Pukul 12 malam, kami tiba dirumah kembali. Makan malam Natal baru kami nikmati di rumah. Sedap menunya meskipun sederhana. Nasi dan lauk dibungkus dengan daun pisang. Memang lapisan pembungkus bagian luar menggunakan kerta nasi, tetapi lembaran di dalamnya memakai daun pisang. Penggunaan daun pisang untuk membungkus makanan juga masih dipertahankan warga Batutu. Pemakaian kertas nasi dimaksudkan untuk menambah keamanan makanan agar tak mudah robek ketika dibagikan. Wangi nasi dan lauknya sangat terasa dan mengundang selera makan. Saya menghabiskan dua porsi makanan.
Pukul setengah dua subuh, mata sudah tak sanggup begadang. Meskipun dari berbagai sudut perkampungan, sayup-sayup masih terdengar letusan kembang api dan petasan, akan tetapi capek dan kantuk membuat saya tertidur lelap. Saya terjaga ketika matahari sudah mulai naik dari ufuk timur dan suara ayam di kolong rumah sudah saling bersahutan.
Karena rumah di kampung adalah rumah panggung dari kayu, maka sangat terasa goyangan kecil ketika ada yang berjalan. Saya segera terbangun, berdiri sejenak di emper rumah menikmati suasana pagi dari kampung Batutu. Kabut masih menyelimuti sebagian lokasi sekitar. Ada seseorang yang sudah turun mencangkul di sawah dan  sejumlah sapi yang mengais rerumputan di sekitar sawah tadah hujan di depan rumah. Saya lalu turun ke kolong rumah. Jejak hujan lebat semalam sangat jelas. Jalan kampung yang berbatu, lumpurnya bersih tersapu air.
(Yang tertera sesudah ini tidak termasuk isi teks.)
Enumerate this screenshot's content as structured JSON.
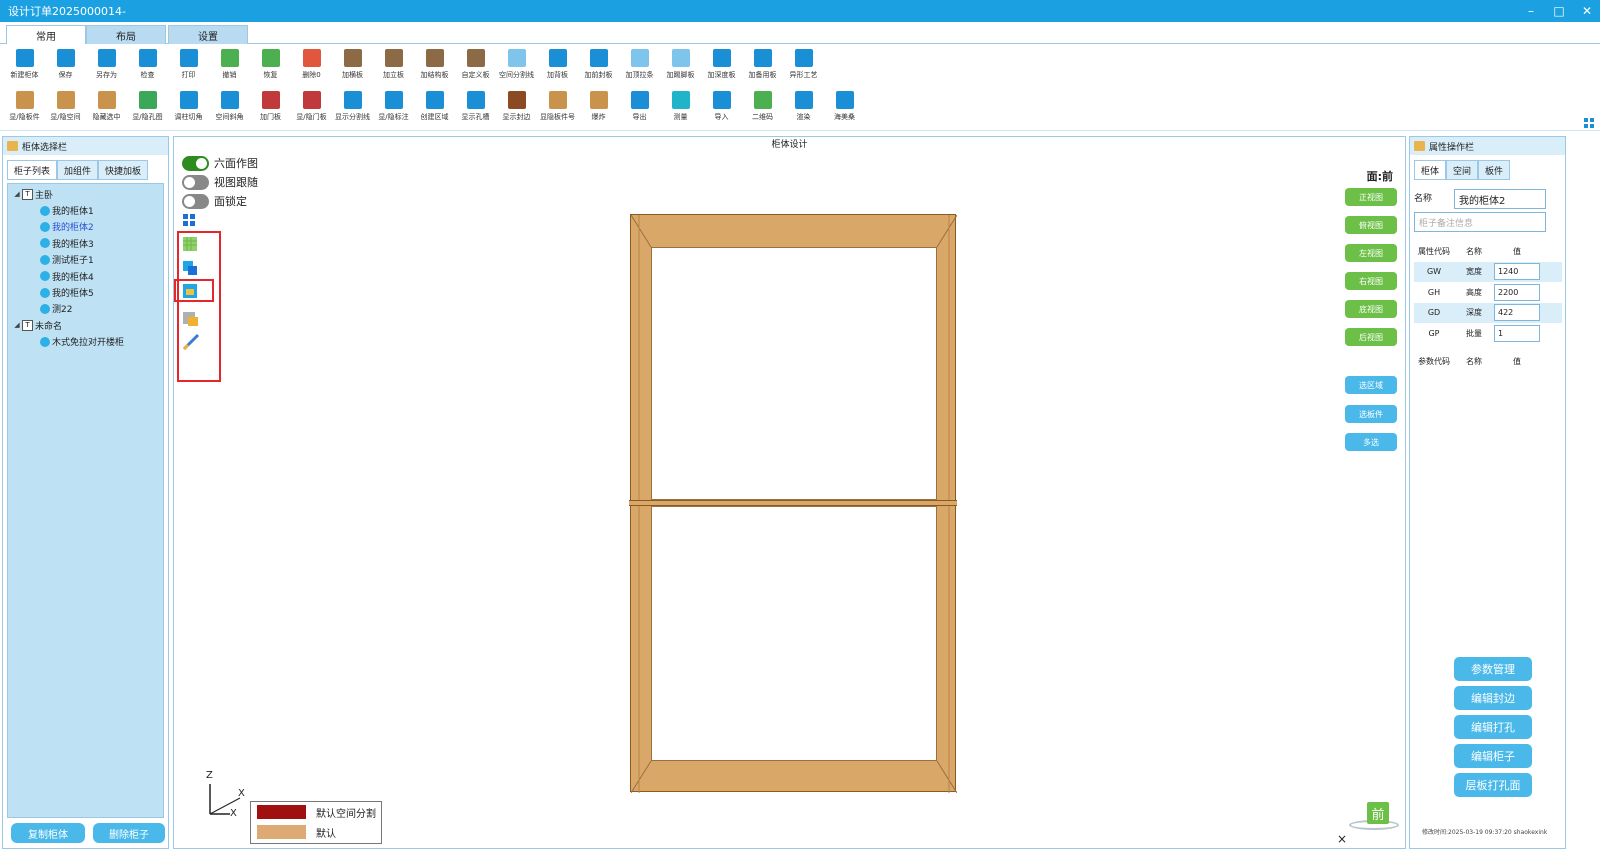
{
  "window": {
    "title": "设计订单2025000014-"
  },
  "ribbon_tabs": [
    "常用",
    "布局",
    "设置"
  ],
  "toolbar_row1": [
    {
      "label": "新建柜体",
      "icon": "new-cabinet-icon",
      "color": "#1b8fd6"
    },
    {
      "label": "保存",
      "icon": "save-icon",
      "color": "#1b8fd6"
    },
    {
      "label": "另存为",
      "icon": "save-as-icon",
      "color": "#1b8fd6"
    },
    {
      "label": "检查",
      "icon": "check-icon",
      "color": "#1b8fd6"
    },
    {
      "label": "打印",
      "icon": "print-icon",
      "color": "#1b8fd6"
    },
    {
      "label": "撤销",
      "icon": "undo-icon",
      "color": "#4caf50"
    },
    {
      "label": "恢复",
      "icon": "redo-icon",
      "color": "#4caf50"
    },
    {
      "label": "删除0",
      "icon": "delete-icon",
      "color": "#e0573e"
    },
    {
      "label": "加横板",
      "icon": "add-horizontal-board-icon",
      "color": "#8b6a45"
    },
    {
      "label": "加立板",
      "icon": "add-vertical-board-icon",
      "color": "#8b6a45"
    },
    {
      "label": "加结构板",
      "icon": "add-structure-board-icon",
      "color": "#8b6a45"
    },
    {
      "label": "自定义板",
      "icon": "custom-board-icon",
      "color": "#8b6a45"
    },
    {
      "label": "空间分割线",
      "icon": "space-divider-icon",
      "color": "#7fc4ea"
    },
    {
      "label": "加背板",
      "icon": "add-back-board-icon",
      "color": "#1b8fd6"
    },
    {
      "label": "加前封板",
      "icon": "add-front-panel-icon",
      "color": "#1b8fd6"
    },
    {
      "label": "加顶拉条",
      "icon": "add-top-strip-icon",
      "color": "#7fc4ea"
    },
    {
      "label": "加踢脚板",
      "icon": "add-kickboard-icon",
      "color": "#7fc4ea"
    },
    {
      "label": "加深度板",
      "icon": "add-depth-board-icon",
      "color": "#1b8fd6"
    },
    {
      "label": "加备用板",
      "icon": "add-spare-board-icon",
      "color": "#1b8fd6"
    },
    {
      "label": "异形工艺",
      "icon": "special-shape-icon",
      "color": "#1b8fd6"
    }
  ],
  "toolbar_row2": [
    {
      "label": "显/隐板件",
      "icon": "toggle-boards-icon",
      "color": "#c9924d"
    },
    {
      "label": "显/隐空间",
      "icon": "toggle-space-icon",
      "color": "#c9924d"
    },
    {
      "label": "隐藏选中",
      "icon": "hide-selected-icon",
      "color": "#c9924d"
    },
    {
      "label": "显/隐孔图",
      "icon": "toggle-hole-map-icon",
      "color": "#3aa858"
    },
    {
      "label": "调柱切角",
      "icon": "column-corner-icon",
      "color": "#1b8fd6"
    },
    {
      "label": "空间斜角",
      "icon": "space-bevel-icon",
      "color": "#1b8fd6"
    },
    {
      "label": "加门板",
      "icon": "add-door-icon",
      "color": "#c0393b"
    },
    {
      "label": "显/隐门板",
      "icon": "toggle-door-icon",
      "color": "#c0393b"
    },
    {
      "label": "显示分割线",
      "icon": "show-divider-icon",
      "color": "#1b8fd6"
    },
    {
      "label": "显/隐标注",
      "icon": "toggle-dimension-icon",
      "color": "#1b8fd6"
    },
    {
      "label": "创建区域",
      "icon": "create-region-icon",
      "color": "#1b8fd6"
    },
    {
      "label": "显示孔槽",
      "icon": "show-holes-icon",
      "color": "#1b8fd6"
    },
    {
      "label": "显示封边",
      "icon": "show-edge-banding-icon",
      "color": "#8b4a22"
    },
    {
      "label": "显隐板件号",
      "icon": "toggle-board-number-icon",
      "color": "#c9924d"
    },
    {
      "label": "爆炸",
      "icon": "explode-icon",
      "color": "#c9924d"
    },
    {
      "label": "导出",
      "icon": "export-icon",
      "color": "#1b8fd6"
    },
    {
      "label": "测量",
      "icon": "measure-icon",
      "color": "#1fb4c9"
    },
    {
      "label": "导入",
      "icon": "import-icon",
      "color": "#1b8fd6"
    },
    {
      "label": "二维码",
      "icon": "qr-code-icon",
      "color": "#4caf50"
    },
    {
      "label": "渲染",
      "icon": "render-icon",
      "color": "#1b8fd6"
    },
    {
      "label": "海美桑",
      "icon": "haimeisang-icon",
      "color": "#1b8fd6"
    }
  ],
  "left_panel": {
    "title": "柜体选择栏",
    "tabs": [
      "柜子列表",
      "加组件",
      "快捷加板"
    ],
    "tree": [
      {
        "label": "主卧",
        "level": 0,
        "group": true
      },
      {
        "label": "我的柜体1",
        "level": 1
      },
      {
        "label": "我的柜体2",
        "level": 1,
        "selected": true
      },
      {
        "label": "我的柜体3",
        "level": 1
      },
      {
        "label": "测试柜子1",
        "level": 1
      },
      {
        "label": "我的柜体4",
        "level": 1
      },
      {
        "label": "我的柜体5",
        "level": 1
      },
      {
        "label": "测22",
        "level": 1
      },
      {
        "label": "未命名",
        "level": 0,
        "group": true
      },
      {
        "label": "木式免拉对开楼柜",
        "level": 1
      }
    ],
    "copy_button": "复制柜体",
    "delete_button": "删除柜子"
  },
  "center": {
    "title": "柜体设计",
    "toggles": [
      {
        "label": "六面作图",
        "on": true
      },
      {
        "label": "视图跟随",
        "on": false
      },
      {
        "label": "面锁定",
        "on": false
      }
    ],
    "face_label": "面:前",
    "view_buttons": [
      "正视图",
      "俯视图",
      "左视图",
      "右视图",
      "底视图",
      "后视图"
    ],
    "select_buttons": [
      "选区域",
      "选板件",
      "多选"
    ],
    "axis": {
      "z": "Z",
      "x": "X",
      "y": "X"
    },
    "legend": [
      {
        "label": "默认空间分割",
        "color": "#a01010"
      },
      {
        "label": "默认",
        "color": "#dcaa72"
      }
    ],
    "front_label": "前",
    "close": "×",
    "colors": {
      "wood": "#d9a868",
      "wood_edge": "#8a5a22"
    }
  },
  "right_panel": {
    "title": "属性操作栏",
    "tabs": [
      "柜体",
      "空间",
      "板件"
    ],
    "name_label": "名称",
    "name_value": "我的柜体2",
    "note_placeholder": "柜子备注信息",
    "attr_headers": [
      "属性代码",
      "名称",
      "值"
    ],
    "attrs": [
      {
        "code": "GW",
        "name": "宽度",
        "value": "1240"
      },
      {
        "code": "GH",
        "name": "高度",
        "value": "2200"
      },
      {
        "code": "GD",
        "name": "深度",
        "value": "422"
      },
      {
        "code": "GP",
        "name": "批量",
        "value": "1"
      }
    ],
    "param_headers": [
      "参数代码",
      "名称",
      "值"
    ],
    "action_buttons": [
      "参数管理",
      "编辑封边",
      "编辑打孔",
      "编辑柜子",
      "层板打孔面"
    ],
    "footer": "修改时间:2025-03-19 09:37:20 shaokexink"
  },
  "window_controls": {
    "minimize": "–",
    "maximize": "□",
    "close": "✕"
  }
}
Lalu, dibalai-balai teronggok sayur pakis segar. Wah....saya yang merupakan pecinta sayur pakis pun langsung tergoda untuk segera menumis sayur pakisnya. Entah dari mana kakek anak-anak mendapatkannya. Tapi saya bisa menebak, dari sekitar kolam ikan. Dukungan lingkungan yang masih terpelihara kealamiannya, daun pakis masih banyak ditemui tumbuh subur di sekitar kampung Batutu. Terlebih terdapat air dari sungai-sungai kecil yang mengalir sepanjang tahun.Â
Ternyata, masih ada kejutan pagi. Tiba-tiba nampak satu jamur ukuran sedang di samping rumah. Baru saja tumbuh diantara rerumputan. Belum ada semut yang mendekat di sekitar jamur, artinya benar-benar masih fresh. Di sekitarnya pun ada jejak jamur-jamur kecil yang juga bisa dikonsumsi. Orang Gandangbatu biasa menyebutnya ra'tuk. Saya belum mendapatkan bahasa lokal Rano terkait jamur kecil-kecil itu. Sementara jamur dalam bahasa Toraja disebut basi. Mungkin jamurnya masih sempat merayakan Natal semalam.Â
Sempurna menu sarapan pagi itu, sayur pakis dan jamur segar. Cara masaknya sederhana saja. Masak tiga ala mertua. Air secukupnya direbus, ketika air mendidih, daun dan batang muda pakis serta jamur dimasukkan dan direbus beberapa saat. Setelahnya, tinggal ditambah garam tanpa penyedap rasa. Jadilah sayur bening daun pakis dan jamur. Kuahnya segar ditambah aroma khas alami pakis dan jamur. Perpaduan nasi hangat dan sayur pakis membuat selera sarapan pagi layaknya makan siang.Â
Segar. Sangat sulit bertemu menu segar dari alam di kota. Di masa libur Natal ini, saya bertemu menu paling istimewa. Sayur pakis dan jamur segar. Ditambah lingkungan yang masih alami di sekitar kampung Batutu. Segarnya udara masih sangat terasa. Kondisi perkampungan masih minim pencemaran.
Selamat Hari Natal bagi Kompasianer yang merayakannya. Salam Damai.